Teröristin kaçtığı yerin çok önemli bir başka boyut olduğunu ifade eden Ağar şu ifadeleri kullandı:
“Bir başka boyutu ise Irak’tan kaçan teröristleri çok gördük. Ama bu Suriye tarafından kaçıyor.. ABD himayesindeki PKK/YPG alanlarından kaçıyor. Bunu çok görmüyoruz.Yani bu bölgede de sıkıntı var demek ki… Örgütün bu despot, istismar edici, baskıcı yapısı Suriye tarafında da kendini gösteriyor.
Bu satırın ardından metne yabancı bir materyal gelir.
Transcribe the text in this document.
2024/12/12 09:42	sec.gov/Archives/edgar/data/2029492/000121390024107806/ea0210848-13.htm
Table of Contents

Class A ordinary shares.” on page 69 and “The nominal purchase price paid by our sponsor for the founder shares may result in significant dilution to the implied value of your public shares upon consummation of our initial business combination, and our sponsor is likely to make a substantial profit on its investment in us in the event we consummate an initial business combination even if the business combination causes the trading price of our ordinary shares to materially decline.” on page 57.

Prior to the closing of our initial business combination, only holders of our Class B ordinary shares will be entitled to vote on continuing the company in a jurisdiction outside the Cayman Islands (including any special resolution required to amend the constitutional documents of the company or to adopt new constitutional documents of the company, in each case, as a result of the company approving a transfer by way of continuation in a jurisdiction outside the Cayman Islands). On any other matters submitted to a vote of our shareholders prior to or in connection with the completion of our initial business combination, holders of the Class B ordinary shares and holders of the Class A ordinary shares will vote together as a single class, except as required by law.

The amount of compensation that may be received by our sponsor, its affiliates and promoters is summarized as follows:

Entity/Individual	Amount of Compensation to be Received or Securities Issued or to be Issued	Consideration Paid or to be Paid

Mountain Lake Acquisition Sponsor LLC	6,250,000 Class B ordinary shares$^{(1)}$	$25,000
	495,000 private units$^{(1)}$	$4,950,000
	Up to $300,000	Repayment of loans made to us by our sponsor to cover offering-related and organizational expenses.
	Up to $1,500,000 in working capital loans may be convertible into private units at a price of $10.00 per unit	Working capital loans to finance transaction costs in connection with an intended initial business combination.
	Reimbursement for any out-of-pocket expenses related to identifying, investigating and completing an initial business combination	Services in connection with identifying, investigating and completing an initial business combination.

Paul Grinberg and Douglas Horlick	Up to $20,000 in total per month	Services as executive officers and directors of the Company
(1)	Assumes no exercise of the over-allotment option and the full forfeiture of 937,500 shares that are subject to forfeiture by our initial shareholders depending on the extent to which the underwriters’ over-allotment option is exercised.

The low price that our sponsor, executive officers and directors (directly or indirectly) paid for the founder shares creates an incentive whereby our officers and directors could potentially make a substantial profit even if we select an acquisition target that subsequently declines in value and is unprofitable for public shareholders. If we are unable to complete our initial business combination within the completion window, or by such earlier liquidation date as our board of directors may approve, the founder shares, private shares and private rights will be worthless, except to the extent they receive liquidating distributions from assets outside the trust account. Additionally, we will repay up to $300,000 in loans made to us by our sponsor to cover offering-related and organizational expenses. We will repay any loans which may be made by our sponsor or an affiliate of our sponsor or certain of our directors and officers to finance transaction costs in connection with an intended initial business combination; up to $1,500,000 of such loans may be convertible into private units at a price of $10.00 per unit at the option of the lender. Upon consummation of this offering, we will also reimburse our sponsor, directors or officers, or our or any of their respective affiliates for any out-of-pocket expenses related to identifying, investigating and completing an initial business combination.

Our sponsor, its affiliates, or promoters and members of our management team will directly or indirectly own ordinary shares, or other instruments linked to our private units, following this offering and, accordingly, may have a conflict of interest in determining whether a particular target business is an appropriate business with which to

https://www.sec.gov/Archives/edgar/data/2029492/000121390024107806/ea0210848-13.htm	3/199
Suriye’den kaçan, rahatı yerinden kaçan bir kadın terörist görüyoruz. Demek ki burada bir şeyler var. Suriye’de de işler iyiye gitmiyor. Demek ki kendi altlarındaki teröristleri bile ikna edemiyorlar.”
“ABD’yi zora sokacak bilgiler olabilir”
Suriye’de ABD himayesindeki bölgeden kaçan teröristin elinde önemli bilgiler olabileceğini ifade eden Ağar, “Hangi bilgi seviyesinde olduğunu bilmiyorum ama gizli bilgilere haiz olduğunu değerlendiriyorum. ABD’yi zora sokacak bilgiler olabilir. PKK’yı zora sokacak bilgiler zaten var, ABD’yi de zora sokacak bilgiler olabilir. İşin başındaki adam Mazlum Kobani. Salih Müslüm 4’üncü plana falan düştü. Ama örgütün dış ilişkilerinden hala sorumlu. Etkili mi örgütte hala etkili bir isim.” dedi.
“Örgüt içinde ciddi çalkantılar oluşacak”
Örgütün çözülmesinde bu gelişmenin önemli olabileceğine değinen Abdullah Ağar’ın konuya dair son sözleri ise şöyle:
“Bu gelişme örgütün içinde moral ve motivasyon kırılması demek. Dedikodu çıkacak içeride. Salih Müslüm neden yeğenine sahip çıkamadı? Kırmızı listedeki terörist korumasına neden sahip çıkamadı? Bu coğrafyada en çok konuşulacak konulardır bunlar. Ne oldu da kaçtı? Örgüt içinde ciddi çalkantılar oluşturacak.”